A Trigger for Hospital Readmissions ID'd by Geriatric Experts
A phenomenon in acute care—hospitalization-associated disability—raises an important question. Might providers focus so intently on resolving patients' acute care issues that they ignore and thereby irrevocably damage patients' functional abilities in the process?
After discharge, patients' brains sometimes aren't working as sharply as they were prior to their admission or patients can't walk as far or manage steps like they did before, geriatric experts have long observed.

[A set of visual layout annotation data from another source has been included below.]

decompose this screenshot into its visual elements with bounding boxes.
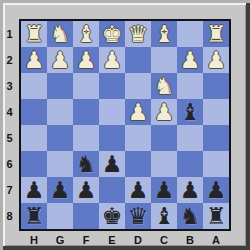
rank-label-3: 3	[0, 73, 19, 99]
square-a5[interactable]	[203, 125, 229, 151]
rank-label-7: 7	[0, 177, 19, 203]
square-h6[interactable]	[21, 151, 47, 177]
chess-board: ♜♞♝♚♛♝♜♟♟♟♟♟♟♞♟♟♝♞♟♟♟♟♟♟♟♟♜♚♛♝♞♜	[19, 19, 231, 231]
black-rook[interactable]: ♜	[206, 205, 227, 228]
square-h2[interactable]: ♟	[21, 47, 47, 73]
square-c4[interactable]: ♟	[151, 99, 177, 125]
square-b6[interactable]	[177, 151, 203, 177]
file-label-a: A	[203, 231, 229, 250]
square-h5[interactable]	[21, 125, 47, 151]
file-labels: HGFEDCBA	[21, 231, 229, 250]
white-pawn[interactable]: ♟	[180, 49, 201, 72]
square-g1[interactable]: ♞	[47, 21, 73, 47]
square-d6[interactable]	[125, 151, 151, 177]
square-g3[interactable]	[47, 73, 73, 99]
black-bishop[interactable]: ♝	[154, 205, 175, 228]
white-rook[interactable]: ♜	[24, 23, 45, 46]
square-c3[interactable]: ♞	[151, 73, 177, 99]
square-e6[interactable]: ♟	[99, 151, 125, 177]
rank-label-4: 4	[0, 99, 19, 125]
square-a1[interactable]: ♜	[203, 21, 229, 47]
rank-labels: 12345678	[0, 21, 19, 229]
square-d4[interactable]: ♟	[125, 99, 151, 125]
rank-label-5: 5	[0, 125, 19, 151]
square-d2[interactable]	[125, 47, 151, 73]
black-queen[interactable]: ♛	[128, 205, 149, 228]
white-knight[interactable]: ♞	[154, 75, 175, 98]
square-b5[interactable]	[177, 125, 203, 151]
file-label-f: F	[73, 231, 99, 250]
rank-label-8: 8	[0, 203, 19, 229]
square-d1[interactable]: ♛	[125, 21, 151, 47]
square-d7[interactable]: ♟	[125, 177, 151, 203]
file-label-c: C	[151, 231, 177, 250]
square-f1[interactable]: ♝	[73, 21, 99, 47]
file-label-b: B	[177, 231, 203, 250]
white-pawn[interactable]: ♟	[154, 101, 175, 124]
square-f2[interactable]: ♟	[73, 47, 99, 73]
square-a7[interactable]: ♟	[203, 177, 229, 203]
square-f3[interactable]	[73, 73, 99, 99]
black-pawn[interactable]: ♟	[206, 179, 227, 202]
square-c2[interactable]	[151, 47, 177, 73]
white-pawn[interactable]: ♟	[76, 49, 97, 72]
square-e3[interactable]	[99, 73, 125, 99]
square-e5[interactable]	[99, 125, 125, 151]
square-h4[interactable]	[21, 99, 47, 125]
square-g2[interactable]: ♟	[47, 47, 73, 73]
rank-label-6: 6	[0, 151, 19, 177]
square-e1[interactable]: ♚	[99, 21, 125, 47]
square-e2[interactable]: ♟	[99, 47, 125, 73]
file-label-h: H	[21, 231, 47, 250]
black-pawn[interactable]: ♟	[180, 179, 201, 202]
white-pawn[interactable]: ♟	[24, 49, 45, 72]
square-e7[interactable]	[99, 177, 125, 203]
square-b8[interactable]: ♞	[177, 203, 203, 229]
square-a6[interactable]	[203, 151, 229, 177]
black-bishop[interactable]: ♝	[180, 101, 201, 124]
square-c8[interactable]: ♝	[151, 203, 177, 229]
white-pawn[interactable]: ♟	[128, 101, 149, 124]
square-a3[interactable]	[203, 73, 229, 99]
white-rook[interactable]: ♜	[206, 23, 227, 46]
white-pawn[interactable]: ♟	[102, 49, 123, 72]
white-pawn[interactable]: ♟	[206, 49, 227, 72]
square-c6[interactable]	[151, 151, 177, 177]
square-c1[interactable]: ♝	[151, 21, 177, 47]
rank-label-1: 1	[0, 21, 19, 47]
white-bishop[interactable]: ♝	[154, 23, 175, 46]
square-f7[interactable]: ♟	[73, 177, 99, 203]
square-b4[interactable]: ♝	[177, 99, 203, 125]
square-h1[interactable]: ♜	[21, 21, 47, 47]
black-knight[interactable]: ♞	[180, 205, 201, 228]
black-king[interactable]: ♚	[102, 205, 123, 228]
white-king[interactable]: ♚	[102, 23, 123, 46]
square-e8[interactable]: ♚	[99, 203, 125, 229]
white-knight[interactable]: ♞	[50, 23, 71, 46]
square-d8[interactable]: ♛	[125, 203, 151, 229]
black-pawn[interactable]: ♟	[24, 179, 45, 202]
square-d3[interactable]	[125, 73, 151, 99]
square-g6[interactable]	[47, 151, 73, 177]
square-b3[interactable]	[177, 73, 203, 99]
square-g8[interactable]	[47, 203, 73, 229]
square-c7[interactable]: ♟	[151, 177, 177, 203]
white-queen[interactable]: ♛	[128, 23, 149, 46]
square-g4[interactable]	[47, 99, 73, 125]
square-g5[interactable]	[47, 125, 73, 151]
square-a4[interactable]	[203, 99, 229, 125]
square-d5[interactable]	[125, 125, 151, 151]
file-label-d: D	[125, 231, 151, 250]
square-b7[interactable]: ♟	[177, 177, 203, 203]
square-e4[interactable]	[99, 99, 125, 125]
square-a8[interactable]: ♜	[203, 203, 229, 229]
square-a2[interactable]: ♟	[203, 47, 229, 73]
white-pawn[interactable]: ♟	[50, 49, 71, 72]
square-h7[interactable]: ♟	[21, 177, 47, 203]
rank-label-2: 2	[0, 47, 19, 73]
black-pawn[interactable]: ♟	[76, 179, 97, 202]
white-bishop[interactable]: ♝	[76, 23, 97, 46]
file-label-e: E	[99, 231, 125, 250]
square-c5[interactable]	[151, 125, 177, 151]
chess-diagram: 12345678 ♜♞♝♚♛♝♜♟♟♟♟♟♟♞♟♟♝♞♟♟♟♟♟♟♟♟♜♚♛♝♞…	[0, 0, 250, 250]
black-knight[interactable]: ♞	[76, 153, 97, 176]
square-f6[interactable]: ♞	[73, 151, 99, 177]
square-b2[interactable]: ♟	[177, 47, 203, 73]
black-pawn[interactable]: ♟	[154, 179, 175, 202]
square-h8[interactable]: ♜	[21, 203, 47, 229]
black-pawn[interactable]: ♟	[102, 153, 123, 176]
square-g7[interactable]: ♟	[47, 177, 73, 203]
square-f5[interactable]	[73, 125, 99, 151]
square-h3[interactable]	[21, 73, 47, 99]
square-b1[interactable]	[177, 21, 203, 47]
black-pawn[interactable]: ♟	[128, 179, 149, 202]
file-label-g: G	[47, 231, 73, 250]
square-f8[interactable]	[73, 203, 99, 229]
black-rook[interactable]: ♜	[24, 205, 45, 228]
square-f4[interactable]	[73, 99, 99, 125]
black-pawn[interactable]: ♟	[50, 179, 71, 202]
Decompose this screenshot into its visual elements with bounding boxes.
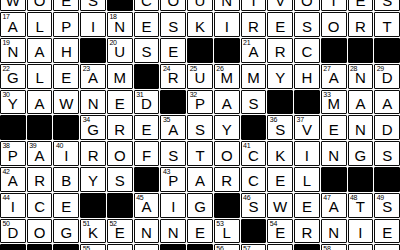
cell-r7c4[interactable]: R	[80, 141, 106, 166]
black-cell-r3c9	[214, 38, 240, 63]
cell-letter: S	[375, 142, 399, 165]
cell-letter: S	[81, 0, 105, 10]
cell-letter: A	[322, 65, 346, 88]
cell-letter: R	[268, 39, 292, 62]
cell-letter: K	[81, 220, 105, 243]
cell-r4c10[interactable]: M	[241, 64, 267, 89]
cell-letter: G	[188, 194, 212, 217]
cell-r8c9[interactable]: R	[214, 167, 240, 192]
cell-r7c1[interactable]: 38P	[0, 141, 26, 166]
black-cell-r5c7	[160, 90, 186, 115]
cell-r4c5[interactable]: M	[107, 64, 133, 89]
cell-r4c13[interactable]: 27A	[321, 64, 347, 89]
cell-r8c8[interactable]: A	[187, 167, 213, 192]
cell-r7c8[interactable]: T	[187, 141, 213, 166]
cell-letter: R	[295, 220, 319, 243]
cell-letter: N	[1, 39, 25, 62]
cell-r6c4[interactable]: 34G	[80, 115, 106, 140]
crossword-grid: WOESCOUNTVOTES17ALPI18NESKIRESORT19NAH20…	[0, 0, 400, 250]
cell-letter: P	[188, 91, 212, 114]
cell-r3c2[interactable]: A	[27, 38, 53, 63]
cell-r4c1[interactable]: 22G	[0, 64, 26, 89]
cell-letter: N	[161, 220, 185, 243]
cell-r7c13[interactable]: N	[321, 141, 347, 166]
cell-letter: C	[135, 0, 159, 10]
cell-r1c6[interactable]: C	[134, 0, 160, 11]
black-cell-r11c8	[187, 244, 213, 250]
cell-letter: N	[349, 65, 373, 88]
black-cell-r6c10	[241, 115, 267, 140]
cell-letter: A	[28, 39, 52, 62]
cell-letter: H	[54, 39, 78, 62]
black-cell-r8c13	[321, 167, 347, 192]
cell-r6c7[interactable]: 35A	[160, 115, 186, 140]
cell-r2c6[interactable]: E	[134, 12, 160, 37]
cell-r10c7[interactable]: N	[160, 219, 186, 244]
cell-r2c11[interactable]: E	[267, 12, 293, 37]
cell-r1c15[interactable]: S	[374, 0, 400, 11]
cell-letter: A	[28, 91, 52, 114]
cell-letter: S	[268, 116, 292, 139]
cell-r5c2[interactable]: A	[27, 90, 53, 115]
cell-r4c3[interactable]: E	[53, 64, 79, 89]
cell-r3c12[interactable]: C	[294, 38, 320, 63]
cell-r9c12[interactable]: E	[294, 193, 320, 218]
cell-r7c5[interactable]: O	[107, 141, 133, 166]
cell-r10c3[interactable]: G	[53, 219, 79, 244]
cell-r5c15[interactable]: A	[374, 90, 400, 115]
cell-r3c6[interactable]: S	[134, 38, 160, 63]
cell-r1c3[interactable]: E	[53, 0, 79, 11]
cell-r6c12[interactable]: 37V	[294, 115, 320, 140]
cell-r7c10[interactable]: 41C	[241, 141, 267, 166]
cell-letter: I	[1, 194, 25, 217]
cell-letter: S	[242, 194, 266, 217]
black-cell-r6c3	[53, 115, 79, 140]
cell-r9c3[interactable]: E	[53, 193, 79, 218]
cell-letter: A	[1, 13, 25, 36]
clue-number: 55	[83, 245, 90, 250]
black-cell-r9c5	[107, 193, 133, 218]
cell-r2c4[interactable]: I	[80, 12, 106, 37]
cell-r5c5[interactable]: E	[107, 90, 133, 115]
black-cell-r9c9	[214, 193, 240, 218]
cell-r2c3[interactable]: P	[53, 12, 79, 37]
cell-r1c9[interactable]: N	[214, 0, 240, 11]
cell-letter: S	[375, 0, 399, 10]
black-cell-r3c8	[187, 38, 213, 63]
cell-letter: O	[108, 142, 132, 165]
cell-r11c15[interactable]	[374, 244, 400, 250]
cell-letter: C	[242, 142, 266, 165]
cell-r11c14[interactable]	[348, 244, 374, 250]
cell-r7c11[interactable]: K	[267, 141, 293, 166]
cell-r1c7[interactable]: O	[160, 0, 186, 11]
black-cell-r11c12	[294, 244, 320, 250]
cell-r11c11[interactable]	[267, 244, 293, 250]
cell-letter: E	[188, 220, 212, 243]
black-cell-r5c11	[267, 90, 293, 115]
cell-letter: R	[242, 13, 266, 36]
cell-r2c8[interactable]: K	[187, 12, 213, 37]
cell-r9c2[interactable]: C	[27, 193, 53, 218]
cell-r8c2[interactable]: R	[27, 167, 53, 192]
black-cell-r6c2	[27, 115, 53, 140]
cell-letter: I	[295, 142, 319, 165]
cell-r8c4[interactable]: Y	[80, 167, 106, 192]
cell-r4c12[interactable]: H	[294, 64, 320, 89]
clue-number: 56	[216, 245, 223, 250]
cell-r1c1[interactable]: W	[0, 0, 26, 11]
cell-r6c6[interactable]: E	[134, 115, 160, 140]
cell-letter: F	[135, 142, 159, 165]
cell-r4c2[interactable]: L	[27, 64, 53, 89]
cell-letter: R	[215, 168, 239, 191]
cell-letter: L	[28, 65, 52, 88]
cell-letter: L	[295, 168, 319, 191]
cell-r4c4[interactable]: 23A	[80, 64, 106, 89]
cell-letter: S	[135, 39, 159, 62]
black-cell-r10c10	[241, 219, 267, 244]
cell-r6c15[interactable]: D	[374, 115, 400, 140]
cell-r5c8[interactable]: 32P	[187, 90, 213, 115]
cell-r2c14[interactable]: R	[348, 12, 374, 37]
cell-letter: W	[268, 194, 292, 217]
cell-r7c12[interactable]: I	[294, 141, 320, 166]
cell-r8c5[interactable]: S	[107, 167, 133, 192]
cell-r9c8[interactable]: G	[187, 193, 213, 218]
cell-letter: C	[242, 168, 266, 191]
cell-letter: D	[375, 65, 399, 88]
black-cell-r11c3	[53, 244, 79, 250]
black-cell-r3c14	[348, 38, 374, 63]
cell-letter: S	[242, 91, 266, 114]
cell-r9c1[interactable]: 44I	[0, 193, 26, 218]
cell-r1c10[interactable]: T	[241, 0, 267, 11]
cell-r4c9[interactable]: 26M	[214, 64, 240, 89]
cell-r7c3[interactable]: 40I	[53, 141, 79, 166]
black-cell-r8c14	[348, 167, 374, 192]
cell-letter: K	[268, 142, 292, 165]
black-cell-r4c6	[134, 64, 160, 89]
cell-r9c15[interactable]: 49S	[374, 193, 400, 218]
cell-r5c13[interactable]: 33M	[321, 90, 347, 115]
cell-r5c1[interactable]: 30Y	[0, 90, 26, 115]
cell-letter: C	[295, 39, 319, 62]
cell-r11c10[interactable]: 57	[241, 244, 267, 250]
cell-r5c6[interactable]: 31D	[134, 90, 160, 115]
cell-r10c2[interactable]: O	[27, 219, 53, 244]
cell-letter: E	[54, 0, 78, 10]
cell-letter: I	[81, 13, 105, 36]
cell-r1c4[interactable]: S	[80, 0, 106, 11]
cell-letter: K	[188, 13, 212, 36]
cell-r9c6[interactable]: 45A	[134, 193, 160, 218]
cell-letter: E	[161, 39, 185, 62]
cell-r7c15[interactable]: S	[374, 141, 400, 166]
cell-r10c15[interactable]: E	[374, 219, 400, 244]
cell-letter: E	[54, 65, 78, 88]
cell-r8c10[interactable]: C	[241, 167, 267, 192]
cell-r6c14[interactable]: N	[348, 115, 374, 140]
black-cell-r3c4	[80, 38, 106, 63]
cell-letter: V	[268, 0, 292, 10]
cell-letter: A	[375, 91, 399, 114]
cell-r8c12[interactable]: L	[294, 167, 320, 192]
cell-letter: A	[135, 194, 159, 217]
cell-letter: H	[295, 65, 319, 88]
cell-r2c1[interactable]: 17A	[0, 12, 26, 37]
cell-r3c10[interactable]: 21A	[241, 38, 267, 63]
cell-letter: G	[54, 220, 78, 243]
cell-letter: A	[242, 39, 266, 62]
cell-r9c7[interactable]: I	[160, 193, 186, 218]
cell-letter: O	[28, 220, 52, 243]
cell-r10c14[interactable]: I	[348, 219, 374, 244]
cell-r10c5[interactable]: 52E	[107, 219, 133, 244]
cell-letter: I	[349, 220, 373, 243]
crossword-screenshot: WOESCOUNTVOTES17ALPI18NESKIRESORT19NAH20…	[0, 0, 400, 250]
cell-r2c13[interactable]: O	[321, 12, 347, 37]
cell-letter: M	[215, 65, 239, 88]
cell-r5c10[interactable]: S	[241, 90, 267, 115]
cell-letter: T	[322, 0, 346, 10]
cell-letter: V	[295, 116, 319, 139]
cell-letter: E	[322, 116, 346, 139]
cell-r6c13[interactable]: E	[321, 115, 347, 140]
cell-letter: O	[161, 0, 185, 10]
cell-letter: T	[242, 0, 266, 10]
cell-r2c2[interactable]: L	[27, 12, 53, 37]
cell-letter: T	[349, 194, 373, 217]
cell-letter: G	[349, 142, 373, 165]
cell-letter: E	[375, 220, 399, 243]
cell-r10c6[interactable]: N	[134, 219, 160, 244]
cell-letter: G	[81, 116, 105, 139]
cell-r10c12[interactable]: R	[294, 219, 320, 244]
clue-number: 58	[323, 245, 330, 250]
cell-letter: A	[161, 116, 185, 139]
cell-r3c1[interactable]: 19N	[0, 38, 26, 63]
cell-r6c5[interactable]: R	[107, 115, 133, 140]
cell-letter: L	[215, 220, 239, 243]
cell-r11c6[interactable]	[134, 244, 160, 250]
cell-letter: E	[349, 0, 373, 10]
cell-r3c7[interactable]: E	[160, 38, 186, 63]
cell-r2c15[interactable]: T	[374, 12, 400, 37]
black-cell-r11c7	[160, 244, 186, 250]
cell-letter: N	[322, 220, 346, 243]
cell-letter: M	[322, 91, 346, 114]
cell-letter: R	[161, 65, 185, 88]
cell-letter: U	[188, 65, 212, 88]
black-cell-r6c1	[0, 115, 26, 140]
black-cell-r8c15	[374, 167, 400, 192]
cell-letter: E	[108, 220, 132, 243]
cell-letter: U	[188, 0, 212, 10]
cell-letter: I	[54, 142, 78, 165]
cell-r9c13[interactable]: 47A	[321, 193, 347, 218]
cell-letter: I	[161, 194, 185, 217]
cell-r6c11[interactable]: 36S	[267, 115, 293, 140]
cell-r9c14[interactable]: 48T	[348, 193, 374, 218]
cell-letter: O	[215, 142, 239, 165]
cell-letter: R	[81, 142, 105, 165]
cell-letter: W	[54, 91, 78, 114]
cell-letter: Y	[81, 168, 105, 191]
cell-letter: S	[188, 116, 212, 139]
black-cell-r3c15	[374, 38, 400, 63]
cell-letter: M	[242, 65, 266, 88]
cell-r2c7[interactable]: S	[160, 12, 186, 37]
cell-letter: A	[81, 65, 105, 88]
cell-letter: B	[54, 168, 78, 191]
cell-letter: M	[108, 65, 132, 88]
cell-r8c3[interactable]: B	[53, 167, 79, 192]
cell-letter: E	[268, 220, 292, 243]
cell-letter: Y	[1, 91, 25, 114]
black-cell-r8c6	[134, 167, 160, 192]
cell-letter: O	[322, 13, 346, 36]
cell-r4c15[interactable]: 29D	[374, 64, 400, 89]
cell-r8c11[interactable]: E	[267, 167, 293, 192]
cell-letter: R	[349, 13, 373, 36]
cell-r3c11[interactable]: R	[267, 38, 293, 63]
cell-letter: R	[108, 116, 132, 139]
cell-letter: E	[268, 13, 292, 36]
cell-r3c3[interactable]: H	[53, 38, 79, 63]
cell-letter: E	[54, 194, 78, 217]
cell-r1c8[interactable]: U	[187, 0, 213, 11]
cell-letter: E	[268, 168, 292, 191]
cell-letter: P	[1, 142, 25, 165]
cell-letter: D	[1, 220, 25, 243]
cell-r10c9[interactable]: 53L	[214, 219, 240, 244]
cell-r5c3[interactable]: W	[53, 90, 79, 115]
cell-r11c9[interactable]: 56	[214, 244, 240, 250]
cell-r7c6[interactable]: F	[134, 141, 160, 166]
cell-letter: Y	[268, 65, 292, 88]
cell-letter: R	[28, 168, 52, 191]
cell-letter: S	[108, 168, 132, 191]
cell-r8c7[interactable]: 43P	[160, 167, 186, 192]
cell-letter: E	[135, 13, 159, 36]
cell-r11c13[interactable]: 58	[321, 244, 347, 250]
cell-r10c1[interactable]: 50D	[0, 219, 26, 244]
cell-letter: D	[375, 116, 399, 139]
cell-r2c5[interactable]: 18N	[107, 12, 133, 37]
black-cell-r1c5	[107, 0, 133, 11]
cell-letter: O	[28, 0, 52, 10]
cell-letter: L	[28, 13, 52, 36]
cell-letter: E	[108, 91, 132, 114]
cell-letter: T	[375, 13, 399, 36]
cell-r1c14[interactable]: E	[348, 0, 374, 11]
cell-r7c14[interactable]: G	[348, 141, 374, 166]
cell-letter: N	[135, 220, 159, 243]
cell-r10c8[interactable]: E	[187, 219, 213, 244]
cell-r6c8[interactable]: S	[187, 115, 213, 140]
cell-r1c13[interactable]: T	[321, 0, 347, 11]
cell-r5c4[interactable]: N	[80, 90, 106, 115]
cell-r9c10[interactable]: 46S	[241, 193, 267, 218]
cell-letter: N	[215, 0, 239, 10]
cell-r6c9[interactable]: Y	[214, 115, 240, 140]
cell-r1c12[interactable]: O	[294, 0, 320, 11]
black-cell-r11c2	[27, 244, 53, 250]
cell-r10c13[interactable]: N	[321, 219, 347, 244]
cell-r10c4[interactable]: 51K	[80, 219, 106, 244]
cell-r8c1[interactable]: 42A	[0, 167, 26, 192]
cell-r2c12[interactable]: S	[294, 12, 320, 37]
cell-r1c2[interactable]: O	[27, 0, 53, 11]
cell-r10c11[interactable]: 54E	[267, 219, 293, 244]
cell-letter: C	[28, 194, 52, 217]
clue-number: 57	[243, 245, 250, 250]
cell-r1c11[interactable]: V	[267, 0, 293, 11]
cell-r11c4[interactable]: 55	[80, 244, 106, 250]
cell-letter: P	[161, 168, 185, 191]
cell-letter: O	[295, 0, 319, 10]
cell-r2c10[interactable]: R	[241, 12, 267, 37]
cell-r9c11[interactable]: W	[267, 193, 293, 218]
cell-letter: N	[81, 91, 105, 114]
black-cell-r3c13	[321, 38, 347, 63]
cell-r7c7[interactable]: S	[160, 141, 186, 166]
cell-letter: N	[108, 13, 132, 36]
cell-r4c8[interactable]: 25U	[187, 64, 213, 89]
cell-letter: A	[188, 168, 212, 191]
cell-letter: D	[135, 91, 159, 114]
cell-letter: U	[108, 39, 132, 62]
cell-letter: Y	[215, 116, 239, 139]
cell-r2c9[interactable]: I	[214, 12, 240, 37]
cell-letter: A	[28, 142, 52, 165]
cell-r3c5[interactable]: 20U	[107, 38, 133, 63]
cell-letter: E	[295, 194, 319, 217]
cell-letter: S	[161, 13, 185, 36]
cell-letter: A	[349, 91, 373, 114]
cell-letter: N	[322, 142, 346, 165]
cell-r4c11[interactable]: Y	[267, 64, 293, 89]
cell-letter: S	[161, 142, 185, 165]
cell-letter: G	[1, 65, 25, 88]
cell-r5c9[interactable]: A	[214, 90, 240, 115]
cell-r11c5[interactable]	[107, 244, 133, 250]
cell-letter: S	[375, 194, 399, 217]
cell-r5c14[interactable]: A	[348, 90, 374, 115]
cell-r7c9[interactable]: O	[214, 141, 240, 166]
cell-letter: A	[215, 91, 239, 114]
cell-letter: T	[188, 142, 212, 165]
black-cell-r9c4	[80, 193, 106, 218]
cell-r4c14[interactable]: 28N	[348, 64, 374, 89]
cell-letter: A	[322, 194, 346, 217]
cell-letter: E	[135, 116, 159, 139]
cell-r4c7[interactable]: 24R	[160, 64, 186, 89]
cell-letter: N	[349, 116, 373, 139]
black-cell-r5c12	[294, 90, 320, 115]
cell-letter: A	[1, 168, 25, 191]
cell-letter: P	[54, 13, 78, 36]
cell-letter: I	[215, 13, 239, 36]
black-cell-r11c1	[0, 244, 26, 250]
cell-letter: S	[295, 13, 319, 36]
cell-letter: W	[1, 0, 25, 10]
cell-r7c2[interactable]: 39A	[27, 141, 53, 166]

But why? Edgar Pierluissi, MD, medical director of the San Francisco General Hospital Acute Care for Elders unit, or ACE, says that this insidious process is a fact of life for about one-third of patients 70 and older after hospitalization. Often, it means they can't return home, and must spend the rest of their lives in skilled nursing care.
"You can't provide medical care in a hospital and not see this every day, or else you're not paying attention; you treat people (successfully) and yet they are worse off," Pierluissi says. "If you're really interested in reducing readmissions and hospital complications, you have to face these facts."
Undergoing the process of care can mean being bedbound in a noisy room that's depersonalizing and not conducive to deep sleep for durations of weeks or longer. Combined with eating restrictions and isolation, the environment can be a risk for falls and limit ambulation.